Week beginning 23rd May. Westhay - the regrowth begins
The rides in Westhay Wood were widened last year. (You can read about it here, here and here). This means that an awful lot of trees and shrubs were cut down in order to let more light into the wood which should benefit the flora considerably. And already the rides, which looked rather sad during the early spring, are beginning to green up and flowers are appearing.
For example, there is a terrific growth of Greater Stitchwort (right) – one of the great joys of English woodland at this time of year.
In places, good patches of Bugle and Germander Speedwell are appearing and there’s also Wild Strawberry (below left) and, really unexpectedly a patch of at least eight Early Purple Orchids (below right).
However there are far fewer butterflies this spring and also less warblers singing along the rides.
But what’s most encouraging is the regrowth already coming from some of the stumps of the trees that were cut down – or “coppiced”. In particular you can already see Hazel shoots (right) and Field Maple (left).
Of course this fresh young growth must be most attractive to deer: Fineshade has herds of Fallow and large numbers of Muntjac, though the Forestry Commission Rangers work hard to control their numbers.
Traditionally, when coppicing took place, the regrowth was protected from deer by building piles of brash over the stumps. More recently deer fencing has been used and, in places in Fineshade, chestnut paling protects coppiced plots. But the coppiced rides in Westhay have neither brash nor fencing to protect the regrowth, so we can only hope that some of the lush new growth escapes the attention of hungry deer.
Week beginning 30th May.

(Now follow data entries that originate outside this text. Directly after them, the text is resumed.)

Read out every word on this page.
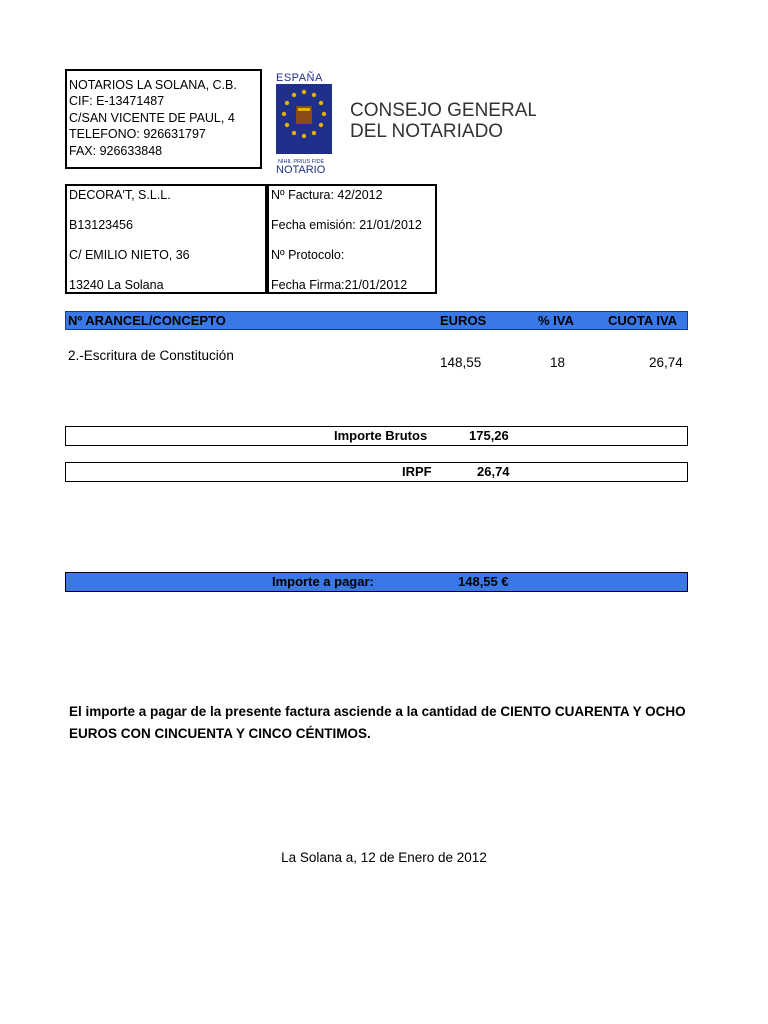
NOTARIOS LA SOLANA, C.B.
CIF: E-13471487
C/SAN VICENTE DE PAUL, 4
TELEFONO: 926631797
FAX: 926633848
ESPAÑA
NIHIL PRIUS FIDE
NOTARIO
CONSEJO GENERAL
DEL NOTARIADO
DECORA'T, S.L.L.
B13123456
C/ EMILIO NIETO, 36
13240 La Solana
Nº Factura: 42/2012
Fecha emisión: 21/01/2012
Nº Protocolo:
Fecha Firma:21/01/2012
Nº ARANCEL/CONCEPTO	EUROS	% IVA	CUOTA IVA
2.-Escritura de Constitución	148,55	18	26,74
Importe Brutos	175,26
IRPF	26,74
Importe a pagar:	148,55 €
El importe a pagar de la presente factura asciende a la cantidad de CIENTO CUARENTA Y OCHO EUROS CON CINCUENTA Y CINCO CÉNTIMOS.
La Solana a, 12 de Enero de 2012
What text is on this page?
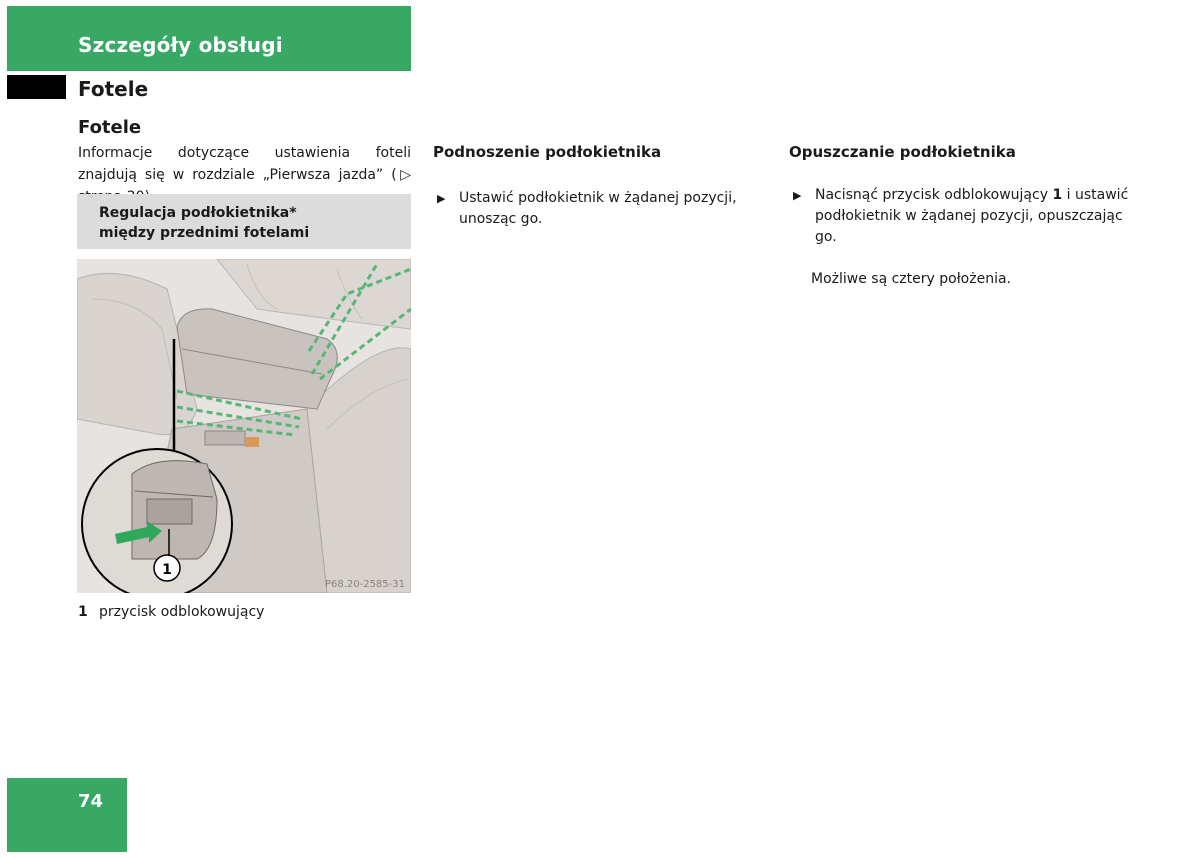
Szczegóły obsługi
Fotele
Fotele
Informacje dotyczące ustawienia foteli znajdują się w rozdziale „Pierwsza jazda” (▷
Regulacja podłokietnika*
między przednimi fotelami
1
P68.20-2585-31
1 przycisk odblokowujący
Podnoszenie podłokietnika
▶ Ustawić podłokietnik w żądanej pozycji, unosząc go.
Opuszczanie podłokietnika
▶ Nacisnąć przycisk odblokowujący 1 i ustawić podłokietnik w żądanej pozycji, opuszczając go.
Możliwe są cztery położenia.
74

Two more white flowers
Last week we reported on two white flowers that are part of the re-growth in Westhay Wood, the southern part of Fineshade. This week we've found two more, growing in other parts of the wood. Both of them, like last week's Wild Strawberry (see below) are indicators of Ancient Woodland.
Firstly, on the left is Woodruff, (Galium odoratum) a delightful delicate flower. Its alternative names include Sweetscented Bedstraw, Sweet Woodruff and, most evocatively, Wild Baby's Breath. A patch of this flower is growing in Mill Wood, the most western part of the Fineshade complex and an area, described in the Ancient Woodland Register, like Westhay, as "ancient replanted woodland".
At the other end of the wood is an area known as North Spinney. Like much of the northern part of the woodland this was not originally recognised as strictly ancient. Some of the most obvious omissions have now been corrected by Natural England thanks to intervention by the Woodland Trust when Forest Holidays and the Forestry Commission proposed to develop there. You can see the current maps and read details about this here.
It was in North Spinney, during a survey for Dormice being carried out by volunteers for the Wildlife Trust BCN, that we came across a patch of Ramsons, or Wild Garlic. (Alium ursinum). We may be wrong, but this is thought to be the only patch of this odiferous plant in Fineshade Wood.
Apparently the leaves of Ramsons are edible and can be used as salad, as a herb,or even boiled as a vegetable. In Russia the stems are preserved by salting and eaten as a salad.